Although Shor had found a powerful use case for a quantum computer, he hadn’t solved the harder problem of how to build one – even in theory. The fragile quantum states that such devices could exploit to outperform classical computing also made them extremely error-prone. In addition, error correction strategies for classical computers could not be used in quantum computers. Undeterred, Shor bet with fellow researchers at a 1995 quantum computing conference in Turin, Italy, that a quantum computer would factor a 500-digit number before a classical computer. (Even with today’s classic supercomputers, factoring 500 digits would probably take billions of years.) No one took Shor’s bet, and some asked for a third option: that the sun would burn out first.
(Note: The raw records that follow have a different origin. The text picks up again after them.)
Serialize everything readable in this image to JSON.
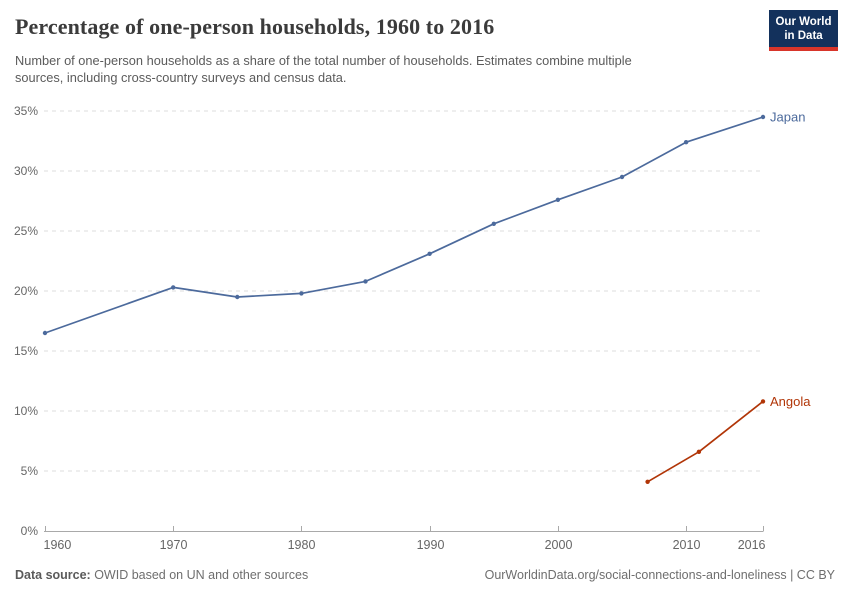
{
  "header": {
    "title": "Percentage of one-person households, 1960 to 2016",
    "subtitle_line1": "Number of one-person households as a share of the total number of households. Estimates combine multiple",
    "subtitle_line2": "sources, including cross-country surveys and census data.",
    "logo": {
      "line1": "Our World",
      "line2": "in Data",
      "bg_color": "#13315c",
      "bar_color": "#d8352a"
    }
  },
  "chart_data": {
    "type": "line",
    "title": "Percentage of one-person households, 1960 to 2016",
    "xlabel": "",
    "ylabel": "",
    "xlim": [
      1960,
      2016
    ],
    "ylim": [
      0,
      35
    ],
    "x_ticks": [
      1960,
      1970,
      1980,
      1990,
      2000,
      2010,
      2016
    ],
    "y_ticks": [
      0,
      5,
      10,
      15,
      20,
      25,
      30,
      35
    ],
    "y_tick_suffix": "%",
    "grid": "horizontal-dashed",
    "legend_position": "end-of-line-labels",
    "colors": {
      "grid": "#dcdcdc",
      "axis": "#a9a9a9",
      "tick_label": "#666666"
    },
    "series": [
      {
        "name": "Japan",
        "color": "#4C6A9C",
        "points": [
          [
            1960,
            16.5
          ],
          [
            1970,
            20.3
          ],
          [
            1975,
            19.5
          ],
          [
            1980,
            19.8
          ],
          [
            1985,
            20.8
          ],
          [
            1990,
            23.1
          ],
          [
            1995,
            25.6
          ],
          [
            2000,
            27.6
          ],
          [
            2005,
            29.5
          ],
          [
            2010,
            32.4
          ],
          [
            2016,
            34.5
          ]
        ]
      },
      {
        "name": "Angola",
        "color": "#B13507",
        "points": [
          [
            2007,
            4.1
          ],
          [
            2011,
            6.6
          ],
          [
            2016,
            10.8
          ]
        ]
      }
    ]
  },
  "footer": {
    "source_label": "Data source:",
    "source_text": " OWID based on UN and other sources",
    "link_text": "OurWorldinData.org/social-connections-and-loneliness | CC BY"
  }
}
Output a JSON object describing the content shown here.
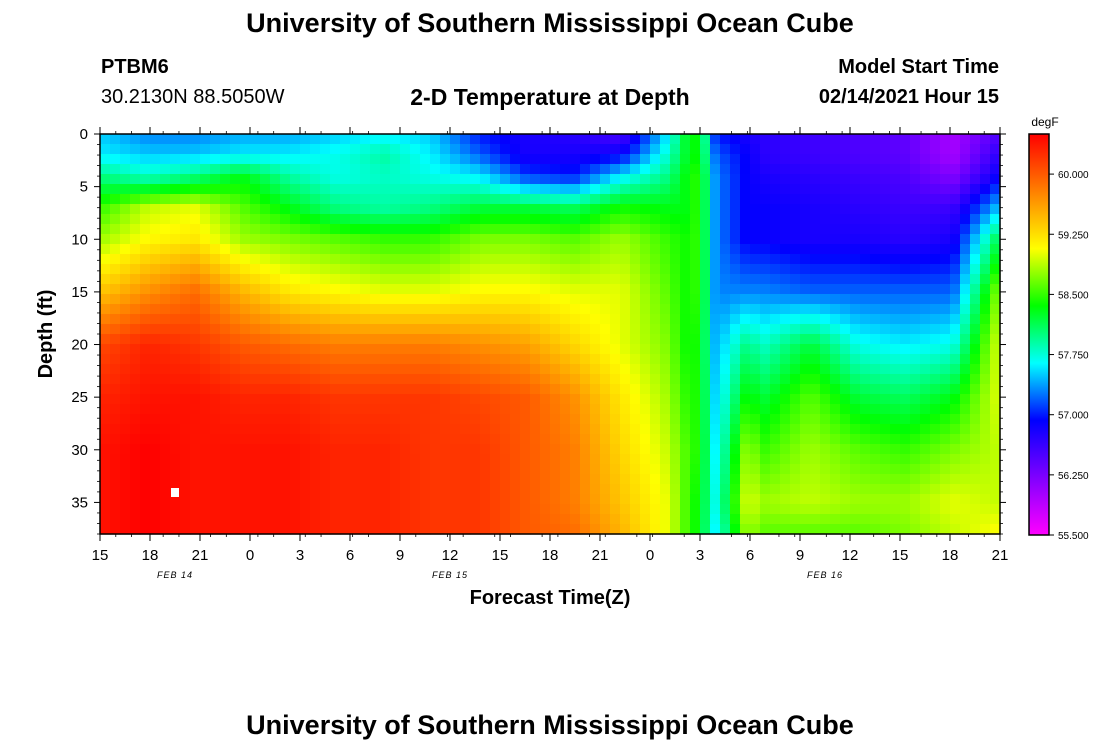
{
  "header": {
    "title_top": "University of Southern Mississippi Ocean Cube",
    "station_id": "PTBM6",
    "station_coords": "30.2130N 88.5050W",
    "plot_title": "2-D Temperature at Depth",
    "model_label": "Model Start Time",
    "model_time": "02/14/2021 Hour 15",
    "title_bottom": "University of Southern Mississippi Ocean Cube"
  },
  "chart_data": {
    "type": "heatmap",
    "title": "2-D Temperature at Depth",
    "xlabel": "Forecast Time(Z)",
    "ylabel": "Depth (ft)",
    "x_ticks": [
      "15",
      "18",
      "21",
      "0",
      "3",
      "6",
      "9",
      "12",
      "15",
      "18",
      "21",
      "0",
      "3",
      "6",
      "9",
      "12",
      "15",
      "18",
      "21"
    ],
    "date_labels": [
      "FEB 14",
      "FEB 15",
      "FEB 16"
    ],
    "y_ticks": [
      0,
      5,
      10,
      15,
      20,
      25,
      30,
      35
    ],
    "ylim": [
      0,
      38
    ],
    "x_hours": [
      0,
      57
    ],
    "colorbar": {
      "unit": "degF",
      "range": [
        55.5,
        60.5
      ],
      "tick_labels": [
        "60.000",
        "59.250",
        "58.500",
        "57.750",
        "57.000",
        "56.250",
        "55.500"
      ],
      "tick_values": [
        60.0,
        59.25,
        58.5,
        57.75,
        57.0,
        56.25,
        55.5
      ],
      "colors": [
        "#ff00ff",
        "#8000ff",
        "#0000ff",
        "#00ffff",
        "#00ff00",
        "#ffff00",
        "#ff8000",
        "#ff0000"
      ]
    },
    "depth_levels": [
      0,
      2,
      4,
      7,
      10,
      15,
      20,
      25,
      30,
      35,
      38
    ],
    "time_hours": [
      0,
      3,
      6,
      9,
      12,
      15,
      18,
      21,
      24,
      27,
      30,
      33,
      36,
      37,
      38,
      39,
      41,
      42,
      45,
      48,
      51,
      54,
      57
    ],
    "values": [
      [
        57.5,
        57.3,
        57.3,
        57.4,
        57.4,
        57.5,
        57.6,
        57.5,
        57.0,
        56.8,
        56.7,
        56.5,
        57.6,
        58.2,
        58.4,
        57.0,
        56.8,
        56.7,
        56.6,
        56.5,
        56.4,
        56.0,
        56.5
      ],
      [
        57.6,
        57.5,
        57.5,
        57.6,
        57.6,
        57.7,
        57.9,
        57.6,
        57.2,
        56.8,
        56.8,
        56.9,
        57.8,
        58.2,
        58.4,
        57.2,
        56.9,
        56.7,
        56.6,
        56.5,
        56.4,
        56.0,
        56.7
      ],
      [
        58.0,
        57.8,
        58.0,
        58.3,
        57.9,
        57.7,
        57.8,
        57.7,
        57.6,
        57.1,
        57.0,
        57.6,
        58.0,
        58.3,
        58.5,
        57.3,
        56.9,
        56.8,
        56.7,
        56.6,
        56.5,
        56.2,
        56.9
      ],
      [
        58.5,
        58.9,
        59.0,
        58.6,
        58.3,
        58.0,
        57.9,
        58.0,
        58.2,
        58.2,
        58.1,
        58.4,
        58.3,
        58.3,
        58.5,
        57.3,
        56.9,
        56.9,
        56.8,
        56.7,
        56.6,
        56.6,
        57.5
      ],
      [
        58.8,
        59.1,
        59.2,
        58.8,
        58.7,
        58.6,
        58.5,
        58.5,
        58.7,
        58.7,
        58.6,
        58.8,
        58.5,
        58.4,
        58.5,
        57.3,
        56.9,
        56.9,
        56.8,
        56.8,
        56.7,
        56.8,
        58.2
      ],
      [
        59.4,
        59.7,
        59.9,
        59.5,
        59.2,
        59.1,
        59.0,
        59.0,
        59.1,
        59.1,
        59.0,
        59.0,
        58.6,
        58.4,
        58.5,
        57.3,
        57.3,
        57.3,
        57.2,
        57.2,
        57.2,
        57.2,
        58.8
      ],
      [
        60.1,
        60.3,
        60.2,
        60.0,
        59.9,
        59.8,
        59.8,
        59.8,
        59.7,
        59.6,
        59.3,
        59.0,
        58.7,
        58.4,
        58.4,
        57.4,
        58.0,
        57.8,
        58.2,
        57.7,
        57.6,
        57.7,
        59.0
      ],
      [
        60.3,
        60.4,
        60.4,
        60.3,
        60.3,
        60.2,
        60.2,
        60.2,
        60.1,
        60.0,
        59.7,
        59.2,
        58.8,
        58.5,
        58.4,
        57.5,
        58.4,
        58.2,
        58.6,
        58.2,
        58.1,
        58.3,
        59.0
      ],
      [
        60.4,
        60.5,
        60.4,
        60.4,
        60.4,
        60.3,
        60.3,
        60.2,
        60.2,
        60.0,
        59.8,
        59.3,
        58.9,
        58.6,
        58.4,
        57.6,
        58.8,
        58.5,
        58.8,
        58.6,
        58.5,
        58.7,
        58.9
      ],
      [
        60.4,
        60.5,
        60.4,
        60.4,
        60.4,
        60.3,
        60.3,
        60.2,
        60.2,
        60.0,
        59.8,
        59.4,
        59.0,
        58.6,
        58.3,
        57.7,
        59.0,
        58.8,
        58.9,
        58.8,
        58.8,
        59.0,
        58.9
      ],
      [
        60.4,
        60.5,
        60.4,
        60.4,
        60.4,
        60.3,
        60.3,
        60.2,
        60.2,
        60.0,
        59.9,
        59.5,
        59.0,
        58.6,
        58.3,
        57.6,
        58.8,
        58.6,
        58.6,
        58.6,
        58.7,
        58.9,
        59.1
      ]
    ]
  }
}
Two types of errors plague quantum computers: bit errors and phase errors. These errors are like flipping a compass needle from north to south or east to west. Unfortunately, correcting bit errors exacerbates phase errors and vice versa. In other words, a more accurate bearing to the north will result in a less accurate bearing to the east or west. But later in 1995, Shor figured out how to combine bit correction and phase correction – a chain of operations not unlike solving a Rubik’s Cube without altering a finished face. Shor’s algorithm will remain ineffective until quantum computers become more powerful (the highest number factored using the algorithm is 21, so classical factorization stays on top – for now). But it still made quantum computing possible, if not practical. “That’s when it all became real,” says Brassard.
All of this work led to new views of quantum mechanics and computing. For Deutsch, it inspired an even more fundamental theory of “constructors” – which he says describe “the set of all physical transformations”. Others remain agnostic about the likelihood of further deep insights from the quantum realm. “Quantum mechanics is really weird, and I don’t think there’s ever going to be an easy way to understand it,” says Shor. When asked whether his work on quantum computing makes the nature of reality easier or harder to understand, he says impishly, “It certainly makes it more mysterious.”
What began as a pastime or multifaceted intellectual pursuit has now grown far beyond many of the wildest imaginations of the pioneers in the field. “We never thought it would ever become practical. It was just fun to think about these crazy ideas,” says Brassard. “At some point we decided we were serious, but people didn’t follow us. It was frustrating. It is very gratifying that it is now receiving so much recognition.”